Tuesday, March 10, 2009

Understanding /proc/cpuinfo

Understanding /proc/cpuinfo
Example:

$ uname -r
2.6.22-3-486

How many physical processors are there?
$ grep 'physical id' /proc/cpuinfo | sort | uniq | wc -l
2

How many virtual processors are there?
$ grep ^processor /proc/cpuinfo | wc -l
4

Are the processors dual-core (or multi-core)?
$ grep 'cpu cores' /proc/cpuinfo
cpu cores : 2
cpu cores : 2
cpu cores : 2
cpu cores : 2

"2" indicates the two physical processors are dual-core, resulting in 4 virtual processors.

If "1" was returned, the two physical processors are single-core. If the processors are single-core, and the number of virtual processors is greater than the number of physical processors, the CPUs are using hyper-threading. Hyper-threading is supported if ht is present in the CPU flags and you are using an SMP kernel.
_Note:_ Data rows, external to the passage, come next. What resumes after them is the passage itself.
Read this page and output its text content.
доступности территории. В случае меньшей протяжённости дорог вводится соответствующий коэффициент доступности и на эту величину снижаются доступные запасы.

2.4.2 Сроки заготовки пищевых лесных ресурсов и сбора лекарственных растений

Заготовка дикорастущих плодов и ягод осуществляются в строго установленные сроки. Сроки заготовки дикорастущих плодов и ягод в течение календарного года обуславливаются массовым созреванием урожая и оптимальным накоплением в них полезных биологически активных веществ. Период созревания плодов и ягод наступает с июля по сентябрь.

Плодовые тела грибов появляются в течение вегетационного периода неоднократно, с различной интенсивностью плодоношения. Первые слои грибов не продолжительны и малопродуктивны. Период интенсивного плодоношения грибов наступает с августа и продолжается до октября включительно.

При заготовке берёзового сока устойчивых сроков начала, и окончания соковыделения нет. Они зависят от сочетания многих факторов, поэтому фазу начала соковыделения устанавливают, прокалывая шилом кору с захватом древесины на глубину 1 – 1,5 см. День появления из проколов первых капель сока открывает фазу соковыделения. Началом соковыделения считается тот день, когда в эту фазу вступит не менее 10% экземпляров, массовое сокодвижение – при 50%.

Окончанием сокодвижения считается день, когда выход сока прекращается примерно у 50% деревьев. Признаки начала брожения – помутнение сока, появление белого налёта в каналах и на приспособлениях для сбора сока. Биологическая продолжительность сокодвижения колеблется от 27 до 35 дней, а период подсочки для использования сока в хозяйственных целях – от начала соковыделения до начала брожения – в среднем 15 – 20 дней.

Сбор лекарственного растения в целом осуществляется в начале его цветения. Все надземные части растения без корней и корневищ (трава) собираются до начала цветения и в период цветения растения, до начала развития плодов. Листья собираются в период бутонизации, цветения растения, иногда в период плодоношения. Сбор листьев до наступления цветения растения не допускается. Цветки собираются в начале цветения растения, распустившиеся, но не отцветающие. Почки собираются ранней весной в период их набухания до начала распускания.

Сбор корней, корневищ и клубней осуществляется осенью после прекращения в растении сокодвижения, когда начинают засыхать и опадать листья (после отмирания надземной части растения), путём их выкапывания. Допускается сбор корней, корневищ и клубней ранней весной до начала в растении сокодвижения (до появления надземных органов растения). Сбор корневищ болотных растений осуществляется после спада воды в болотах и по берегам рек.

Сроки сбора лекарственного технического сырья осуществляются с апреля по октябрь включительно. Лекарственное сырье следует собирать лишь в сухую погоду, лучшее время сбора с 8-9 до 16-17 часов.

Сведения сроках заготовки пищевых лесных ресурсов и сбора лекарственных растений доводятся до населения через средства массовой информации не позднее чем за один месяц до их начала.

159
Are the processors 64-bit?
A 64-bit processor will have lm ("long mode") in the flags section of cpuinfo. A 32-bit processor will not.

e.g.,

flags : fpu vme de pse tsc msr pae mce cx8 apic mtrr pge mca cmov pat pse36 clflush mmx fxsr sse sse2 ht syscall nx mmxext fxsr_opt lm 3dnowext 3dnow pni cx16 lahf_lm cmp_legacy svm cr8legacy ts fid vid ttp tm stc

What do the CPU flags mean?
The CPU flags are briefly described in the kernel header file cpufeature.h.